Accolon nodded. He shifted on the log, grimacing.
“Trouble?” Urien pointed a nod at the wound.
“Nothing I couldn’t handle.”
With this being neither the time nor place to extract details, he deemed it best to concentrate on other matters. “Witnesses?”
“Dead.”
Urien felt his eyebrows lift. “Anyone I might know?” The whore, perhaps, killed in the struggle over her baby? While it would deny him the pleasure of watching her beg for her life, he would not complain if good fortune landed upon his doorstep.
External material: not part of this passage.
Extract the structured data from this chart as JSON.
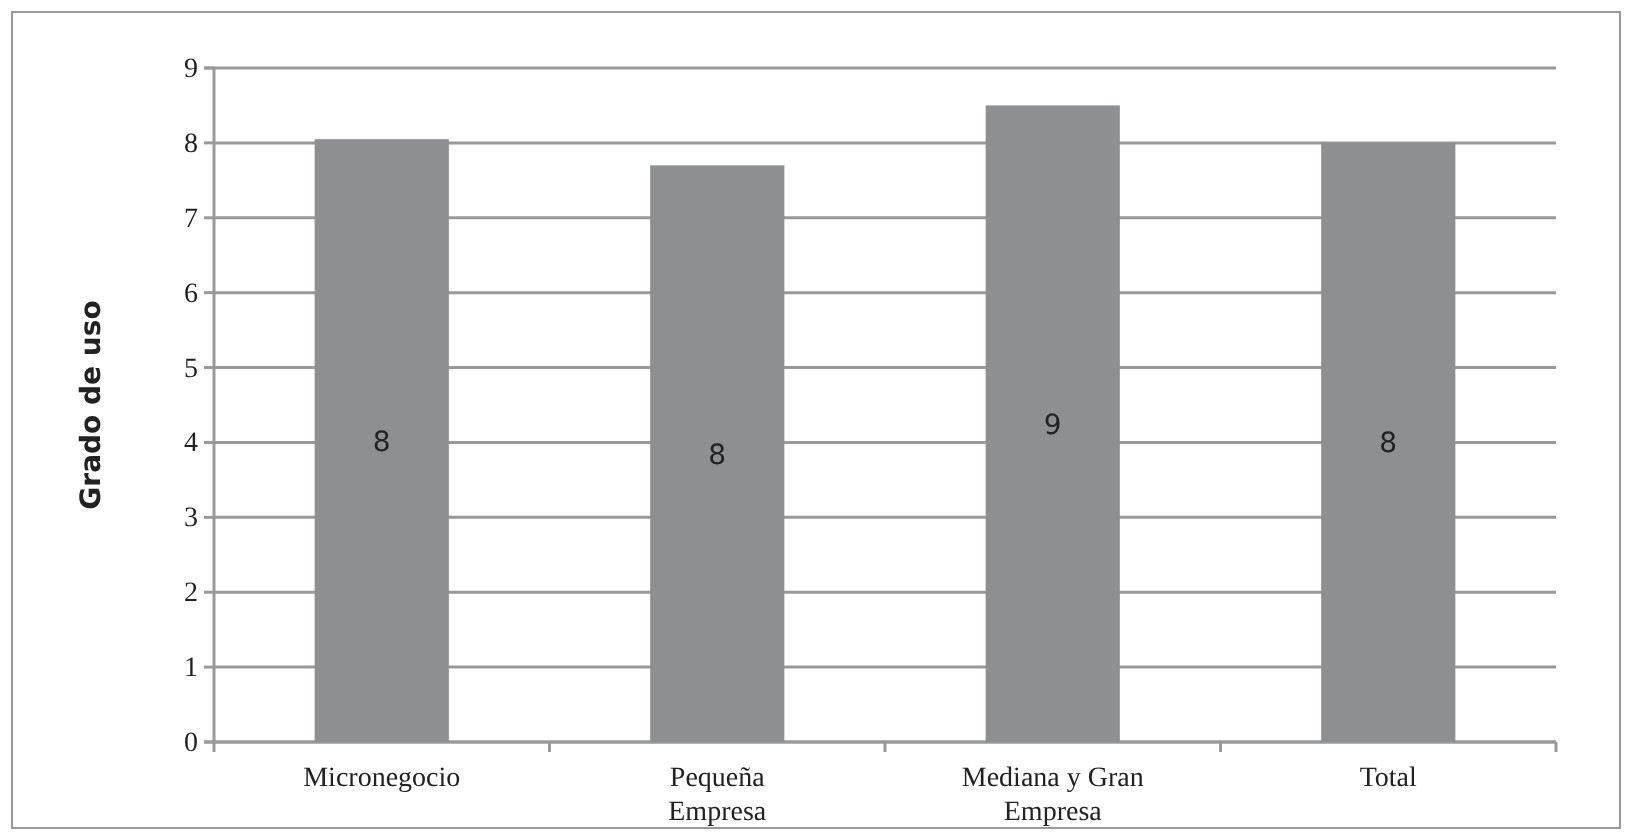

A fly tried to alight on Accolon’s wound. He slapped at it, none too gently, Urien thought. The pest reeled, recovered its flight, and buzzed off. Accolon sucked in a breath, wincing, and slowly blew it out. “No one of consequence, my lord.”
Elation surged through Urien’s veins.
He indulged in the fantasy of seeing Gyanhumara, broken in body and spirit, cowering at his feet. He would take from her what he’d always craved, what had been rightfully his. And, oh, how he would savor the taking.
Pitching his voice for the others to hear, he said, “I can’t do anything more for your wound, Accolon. We need to find a physician.” He gave his friend a reassuring grin. “You’ll be well and whole before you know it.” For Accolon’s ears alone he added, “Then you and I will celebrate your success.”
UNLIKE THE first time Gyan journeyed on this road, she had nothing to celebrate. Then, the world had seemed fresh and exciting, bursting with promise and adventure. The road had led to her soul’s mate.